Down to Earth is a group of social enterprises that merges innovation in health care delivery with innovation in education delivery. The result is a transformative approach to how we work with people and delivers community-wide change. Down to Earth focuses on tackling social inequality and the challenges of sustainability through innovative and inclusive approaches, such as creating sustainable buildings with natural materials.
Down to Earth is leading on the design and development of the ‘Our Health Meadow’ project at University Hospital Llandough (UHL), in partnership with Cardiff and Vale Health Charity and Cardiff and Vale University Health Board.
In 2017, we were approached by Cardiff and Vale Health Charity to create a healthcare facility using the sustainable construction materials such as timber, cob, and straw bale.
We received planning permission to enhance and develop a 14-acre site adjacent to UHL into an outdoor rehabilitation and recovery space. Plans for the project site include sustainable development and native planting; creation of natural flood management featuring wetland habitats; sustainable construction of a rehabilitation and recovery centre; creation of food growing areas, sensory garden and other informal growing spaces planted with native species.
Before our engagement, the project was called 'Our Orchard’. In October 2020, we held an online public consultation with patients, staff, and the community asking them to put forward ideas about the proposed project.
We wanted to know who used the site and how, what materials and designs they would like to see included in the development of the space; what they would like the site to be used for and how they would rebrand it. We arrived at ‘Our Health Meadow/Ein Dôl Iechyd’.
Based on the feedback from our first consultation, our architect created an innovative design for the building. Working in partnership on the landscape plans with MUD Designs and MacGregor Smith, the site is devised around an edible landscape, with a focus on enhancing the health, connectivity and diversity of natural habitats and the species that flourish within them. DTE is working with partners, staff, patients, and the wider community to collaboratively create this innovative, outdoor healthcare and rehabilitation facility.
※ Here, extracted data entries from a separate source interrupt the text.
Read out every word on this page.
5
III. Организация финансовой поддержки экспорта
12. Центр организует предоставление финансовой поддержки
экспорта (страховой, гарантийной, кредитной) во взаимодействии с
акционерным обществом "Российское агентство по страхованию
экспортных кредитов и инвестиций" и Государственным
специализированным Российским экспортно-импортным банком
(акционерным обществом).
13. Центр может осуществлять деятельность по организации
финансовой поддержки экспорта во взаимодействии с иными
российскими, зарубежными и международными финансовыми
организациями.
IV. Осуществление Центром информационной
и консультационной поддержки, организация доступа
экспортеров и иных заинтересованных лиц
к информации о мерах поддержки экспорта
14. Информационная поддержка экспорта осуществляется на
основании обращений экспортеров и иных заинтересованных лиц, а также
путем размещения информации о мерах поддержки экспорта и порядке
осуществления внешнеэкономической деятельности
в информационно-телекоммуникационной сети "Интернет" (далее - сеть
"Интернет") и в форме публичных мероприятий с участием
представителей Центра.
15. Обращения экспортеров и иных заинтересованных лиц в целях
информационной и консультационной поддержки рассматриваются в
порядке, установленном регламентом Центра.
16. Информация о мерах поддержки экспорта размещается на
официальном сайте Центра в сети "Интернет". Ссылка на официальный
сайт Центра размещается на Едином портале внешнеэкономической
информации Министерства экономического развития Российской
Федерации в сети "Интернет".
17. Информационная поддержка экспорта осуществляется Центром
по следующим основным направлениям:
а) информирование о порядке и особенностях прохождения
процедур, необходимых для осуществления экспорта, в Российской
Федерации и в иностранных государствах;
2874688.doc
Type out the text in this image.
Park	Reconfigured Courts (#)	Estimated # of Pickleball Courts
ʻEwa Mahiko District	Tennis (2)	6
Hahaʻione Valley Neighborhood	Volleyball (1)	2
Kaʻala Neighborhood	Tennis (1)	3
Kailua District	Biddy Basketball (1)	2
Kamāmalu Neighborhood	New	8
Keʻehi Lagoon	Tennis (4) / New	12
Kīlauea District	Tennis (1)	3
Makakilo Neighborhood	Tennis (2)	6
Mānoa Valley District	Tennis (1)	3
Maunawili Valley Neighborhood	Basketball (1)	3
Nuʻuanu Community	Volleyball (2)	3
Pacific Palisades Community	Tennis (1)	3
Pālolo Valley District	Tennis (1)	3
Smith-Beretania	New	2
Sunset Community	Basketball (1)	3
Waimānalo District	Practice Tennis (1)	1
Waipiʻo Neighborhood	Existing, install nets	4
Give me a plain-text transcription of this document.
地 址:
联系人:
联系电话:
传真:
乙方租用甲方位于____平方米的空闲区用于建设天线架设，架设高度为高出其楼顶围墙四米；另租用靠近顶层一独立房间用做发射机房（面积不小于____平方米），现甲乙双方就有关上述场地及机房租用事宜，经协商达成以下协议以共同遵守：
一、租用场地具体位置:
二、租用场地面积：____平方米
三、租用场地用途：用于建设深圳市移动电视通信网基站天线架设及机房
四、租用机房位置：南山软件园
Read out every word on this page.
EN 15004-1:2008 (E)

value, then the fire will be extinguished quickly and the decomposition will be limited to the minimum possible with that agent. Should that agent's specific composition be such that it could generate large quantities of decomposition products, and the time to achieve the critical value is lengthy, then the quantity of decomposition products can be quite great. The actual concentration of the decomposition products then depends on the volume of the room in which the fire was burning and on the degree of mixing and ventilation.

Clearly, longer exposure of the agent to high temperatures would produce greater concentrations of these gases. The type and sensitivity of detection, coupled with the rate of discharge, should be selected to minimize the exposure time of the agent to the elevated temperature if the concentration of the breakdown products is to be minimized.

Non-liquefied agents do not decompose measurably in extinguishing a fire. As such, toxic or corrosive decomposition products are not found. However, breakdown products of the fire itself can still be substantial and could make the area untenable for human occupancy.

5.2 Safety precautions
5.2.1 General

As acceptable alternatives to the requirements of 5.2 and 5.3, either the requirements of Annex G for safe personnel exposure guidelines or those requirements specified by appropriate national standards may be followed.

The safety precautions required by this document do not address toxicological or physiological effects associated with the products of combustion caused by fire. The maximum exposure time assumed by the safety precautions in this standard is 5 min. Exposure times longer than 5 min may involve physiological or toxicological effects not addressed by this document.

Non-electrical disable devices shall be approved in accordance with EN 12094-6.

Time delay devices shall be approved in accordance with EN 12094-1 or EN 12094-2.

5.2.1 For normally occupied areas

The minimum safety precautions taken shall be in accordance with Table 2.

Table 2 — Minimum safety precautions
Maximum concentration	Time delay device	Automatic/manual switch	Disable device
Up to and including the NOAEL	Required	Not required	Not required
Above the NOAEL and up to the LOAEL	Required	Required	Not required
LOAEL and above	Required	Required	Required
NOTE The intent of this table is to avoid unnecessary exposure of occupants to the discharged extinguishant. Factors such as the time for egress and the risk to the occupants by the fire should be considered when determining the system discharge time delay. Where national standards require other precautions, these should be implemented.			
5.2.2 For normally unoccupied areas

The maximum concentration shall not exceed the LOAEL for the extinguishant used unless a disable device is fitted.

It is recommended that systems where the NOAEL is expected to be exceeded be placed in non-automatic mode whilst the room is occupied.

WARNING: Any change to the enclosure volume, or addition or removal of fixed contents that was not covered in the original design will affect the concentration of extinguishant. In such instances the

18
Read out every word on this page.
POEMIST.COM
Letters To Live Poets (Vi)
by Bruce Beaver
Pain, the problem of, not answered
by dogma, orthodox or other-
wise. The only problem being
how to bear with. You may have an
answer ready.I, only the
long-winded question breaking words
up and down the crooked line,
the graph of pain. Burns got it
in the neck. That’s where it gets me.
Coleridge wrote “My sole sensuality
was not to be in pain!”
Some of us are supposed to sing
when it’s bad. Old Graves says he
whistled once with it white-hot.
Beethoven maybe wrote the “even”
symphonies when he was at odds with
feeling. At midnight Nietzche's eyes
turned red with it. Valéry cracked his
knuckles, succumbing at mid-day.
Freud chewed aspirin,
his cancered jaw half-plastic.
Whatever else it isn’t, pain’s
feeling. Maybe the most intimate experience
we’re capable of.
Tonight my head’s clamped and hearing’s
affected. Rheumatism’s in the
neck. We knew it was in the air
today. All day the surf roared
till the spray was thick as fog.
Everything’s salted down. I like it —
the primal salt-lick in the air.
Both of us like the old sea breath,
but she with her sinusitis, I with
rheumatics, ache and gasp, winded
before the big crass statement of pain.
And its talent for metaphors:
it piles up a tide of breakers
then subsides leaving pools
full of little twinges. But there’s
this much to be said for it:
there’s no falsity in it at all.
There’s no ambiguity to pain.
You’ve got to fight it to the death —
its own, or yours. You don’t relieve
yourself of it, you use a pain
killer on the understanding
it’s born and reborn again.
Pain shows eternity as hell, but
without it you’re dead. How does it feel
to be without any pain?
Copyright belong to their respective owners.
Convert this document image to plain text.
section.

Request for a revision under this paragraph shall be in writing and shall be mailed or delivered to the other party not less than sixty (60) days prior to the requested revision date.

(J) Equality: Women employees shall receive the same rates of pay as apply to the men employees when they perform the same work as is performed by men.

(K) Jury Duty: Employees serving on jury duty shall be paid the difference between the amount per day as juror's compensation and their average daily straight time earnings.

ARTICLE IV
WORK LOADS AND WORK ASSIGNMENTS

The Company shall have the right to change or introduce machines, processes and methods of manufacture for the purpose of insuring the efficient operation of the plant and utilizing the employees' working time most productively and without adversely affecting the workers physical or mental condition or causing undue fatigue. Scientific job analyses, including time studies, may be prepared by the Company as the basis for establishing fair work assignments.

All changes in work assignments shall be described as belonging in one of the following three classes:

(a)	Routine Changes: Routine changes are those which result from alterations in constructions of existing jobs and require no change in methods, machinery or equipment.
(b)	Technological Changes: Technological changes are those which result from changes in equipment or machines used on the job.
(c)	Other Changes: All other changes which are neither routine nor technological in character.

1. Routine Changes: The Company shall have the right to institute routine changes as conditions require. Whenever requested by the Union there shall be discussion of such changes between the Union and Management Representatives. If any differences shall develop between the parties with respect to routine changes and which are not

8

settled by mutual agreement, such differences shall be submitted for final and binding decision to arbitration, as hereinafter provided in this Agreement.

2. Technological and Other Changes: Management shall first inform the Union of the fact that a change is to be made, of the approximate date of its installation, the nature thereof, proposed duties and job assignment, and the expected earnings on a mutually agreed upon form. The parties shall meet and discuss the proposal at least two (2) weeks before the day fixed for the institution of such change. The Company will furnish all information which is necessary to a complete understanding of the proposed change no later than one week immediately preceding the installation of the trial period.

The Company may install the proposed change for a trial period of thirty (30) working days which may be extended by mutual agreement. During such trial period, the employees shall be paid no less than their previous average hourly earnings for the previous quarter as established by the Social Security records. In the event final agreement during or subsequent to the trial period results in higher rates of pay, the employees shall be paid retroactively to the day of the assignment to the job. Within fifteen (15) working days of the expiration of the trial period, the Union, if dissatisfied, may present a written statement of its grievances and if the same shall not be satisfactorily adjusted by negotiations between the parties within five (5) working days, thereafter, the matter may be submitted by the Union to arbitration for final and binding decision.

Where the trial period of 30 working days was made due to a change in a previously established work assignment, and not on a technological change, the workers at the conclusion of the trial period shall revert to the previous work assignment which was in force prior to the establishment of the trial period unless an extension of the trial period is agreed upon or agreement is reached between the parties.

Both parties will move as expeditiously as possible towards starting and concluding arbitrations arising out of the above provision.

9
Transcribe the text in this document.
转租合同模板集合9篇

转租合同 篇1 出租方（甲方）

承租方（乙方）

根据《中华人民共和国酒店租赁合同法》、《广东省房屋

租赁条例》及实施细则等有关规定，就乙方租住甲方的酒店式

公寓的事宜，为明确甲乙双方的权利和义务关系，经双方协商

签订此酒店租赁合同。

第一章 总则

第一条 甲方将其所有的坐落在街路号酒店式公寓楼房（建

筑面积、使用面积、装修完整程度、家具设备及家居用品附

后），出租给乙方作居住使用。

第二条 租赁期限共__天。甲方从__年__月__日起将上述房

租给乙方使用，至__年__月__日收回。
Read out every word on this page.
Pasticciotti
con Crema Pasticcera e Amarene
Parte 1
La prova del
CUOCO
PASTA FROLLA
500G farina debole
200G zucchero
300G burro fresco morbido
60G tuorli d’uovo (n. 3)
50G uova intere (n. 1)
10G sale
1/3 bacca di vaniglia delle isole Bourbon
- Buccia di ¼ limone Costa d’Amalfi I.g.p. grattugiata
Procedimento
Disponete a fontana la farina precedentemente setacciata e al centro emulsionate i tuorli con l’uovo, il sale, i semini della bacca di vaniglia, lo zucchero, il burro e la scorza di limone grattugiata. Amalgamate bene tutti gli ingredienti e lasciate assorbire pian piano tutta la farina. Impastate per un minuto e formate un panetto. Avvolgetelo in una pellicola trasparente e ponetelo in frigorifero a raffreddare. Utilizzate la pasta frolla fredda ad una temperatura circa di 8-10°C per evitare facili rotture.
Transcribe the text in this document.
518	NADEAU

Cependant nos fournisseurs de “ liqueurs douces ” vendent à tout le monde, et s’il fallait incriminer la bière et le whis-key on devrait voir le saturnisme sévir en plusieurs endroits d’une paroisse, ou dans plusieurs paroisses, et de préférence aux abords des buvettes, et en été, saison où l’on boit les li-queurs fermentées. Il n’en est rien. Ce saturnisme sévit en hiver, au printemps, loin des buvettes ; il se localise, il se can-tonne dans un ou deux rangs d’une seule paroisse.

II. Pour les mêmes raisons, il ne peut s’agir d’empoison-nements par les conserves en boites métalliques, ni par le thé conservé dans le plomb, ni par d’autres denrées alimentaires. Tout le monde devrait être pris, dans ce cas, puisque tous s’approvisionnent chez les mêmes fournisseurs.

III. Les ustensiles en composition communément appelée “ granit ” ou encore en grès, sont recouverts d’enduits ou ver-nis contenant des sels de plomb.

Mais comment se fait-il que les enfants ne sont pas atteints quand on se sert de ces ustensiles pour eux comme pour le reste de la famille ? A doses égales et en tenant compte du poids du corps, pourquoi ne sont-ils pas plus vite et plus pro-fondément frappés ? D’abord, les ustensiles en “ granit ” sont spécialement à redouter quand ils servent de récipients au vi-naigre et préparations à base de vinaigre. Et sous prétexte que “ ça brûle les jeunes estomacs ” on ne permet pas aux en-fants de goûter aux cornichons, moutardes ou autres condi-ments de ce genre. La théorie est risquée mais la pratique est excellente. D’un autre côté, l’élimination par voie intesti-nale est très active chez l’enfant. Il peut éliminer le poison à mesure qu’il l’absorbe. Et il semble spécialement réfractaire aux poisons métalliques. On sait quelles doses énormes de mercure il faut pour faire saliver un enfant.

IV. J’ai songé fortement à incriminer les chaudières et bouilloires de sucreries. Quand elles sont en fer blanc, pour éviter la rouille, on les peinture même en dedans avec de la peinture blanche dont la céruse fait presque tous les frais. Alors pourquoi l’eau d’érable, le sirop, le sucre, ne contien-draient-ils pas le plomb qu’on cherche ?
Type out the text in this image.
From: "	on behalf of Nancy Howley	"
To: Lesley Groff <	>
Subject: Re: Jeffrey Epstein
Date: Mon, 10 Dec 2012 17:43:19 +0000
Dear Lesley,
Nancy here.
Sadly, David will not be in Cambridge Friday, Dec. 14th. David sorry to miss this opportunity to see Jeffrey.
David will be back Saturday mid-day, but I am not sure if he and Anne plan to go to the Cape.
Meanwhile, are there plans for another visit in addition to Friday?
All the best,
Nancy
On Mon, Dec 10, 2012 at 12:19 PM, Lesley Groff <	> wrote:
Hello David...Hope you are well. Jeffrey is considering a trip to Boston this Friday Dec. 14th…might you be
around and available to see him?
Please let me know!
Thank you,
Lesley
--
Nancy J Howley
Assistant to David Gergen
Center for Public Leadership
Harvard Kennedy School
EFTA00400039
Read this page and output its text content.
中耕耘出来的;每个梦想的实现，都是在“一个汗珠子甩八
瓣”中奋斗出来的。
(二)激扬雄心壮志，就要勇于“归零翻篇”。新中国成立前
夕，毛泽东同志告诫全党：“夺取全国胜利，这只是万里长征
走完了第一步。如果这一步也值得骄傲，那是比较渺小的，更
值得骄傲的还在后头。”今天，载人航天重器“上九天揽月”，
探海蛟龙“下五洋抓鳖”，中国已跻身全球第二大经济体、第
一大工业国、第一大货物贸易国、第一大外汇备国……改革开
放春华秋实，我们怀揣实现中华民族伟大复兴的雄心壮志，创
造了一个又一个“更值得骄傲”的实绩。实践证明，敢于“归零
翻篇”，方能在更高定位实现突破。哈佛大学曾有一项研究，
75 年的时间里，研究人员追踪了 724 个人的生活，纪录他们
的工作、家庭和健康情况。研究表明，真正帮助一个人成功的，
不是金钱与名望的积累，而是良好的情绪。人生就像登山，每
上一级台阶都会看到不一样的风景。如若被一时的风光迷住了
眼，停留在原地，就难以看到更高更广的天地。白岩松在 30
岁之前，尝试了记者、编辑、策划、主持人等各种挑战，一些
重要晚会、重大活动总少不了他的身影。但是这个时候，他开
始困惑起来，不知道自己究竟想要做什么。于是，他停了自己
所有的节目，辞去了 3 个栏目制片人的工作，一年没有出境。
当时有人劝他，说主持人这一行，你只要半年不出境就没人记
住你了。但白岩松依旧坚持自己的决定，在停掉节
The primary focus of the project - in terms of construction - is the therapy centre. However, the green infrastructure of the entire site is tailored to be inclusive, providing wheelchair accessible routes throughout, walking areas, and different terrains that people can explore and/or use for recovery and rehabilitation, using Down to Earth’s inclusive sustainable construction and development method.
This is a 3 year project funded by Enabling Natural Resources and Well-being and Heritage Fund Woodlands. Development activity started on the site in Autumn 2021, with the aim to have the project completed by the end of 2023
Start as soon as you can. Lay the groundwork by letting people know who you are and what you do as an organisation. You can never make too much time to meet face-to-face with people, build relationships, and get some publicity out there.
Always give yourself a lot more time than you think you’ll need, to not only plan and deliver your project, but to collate the research and learning and disseminate your findings to your communities and funders.
Allow yourself sufficient time before programme delivery for planning and programme development. We were supposed to be up and running in November 2020, but by April of 2021, we were still waiting to hear if we had been approved for funding.
We would advise those looking to start something similar to have a contingency plan. We’ve learned that – not only from this project but others – the importance of having backup work plans in case you run into significant issues, such as a global pandemic, is a massive help.
We are running a clinical research project exploring the multiple impacts of green infrastructure on healthcare and how this intervention brings about change in mental health and social cohesion.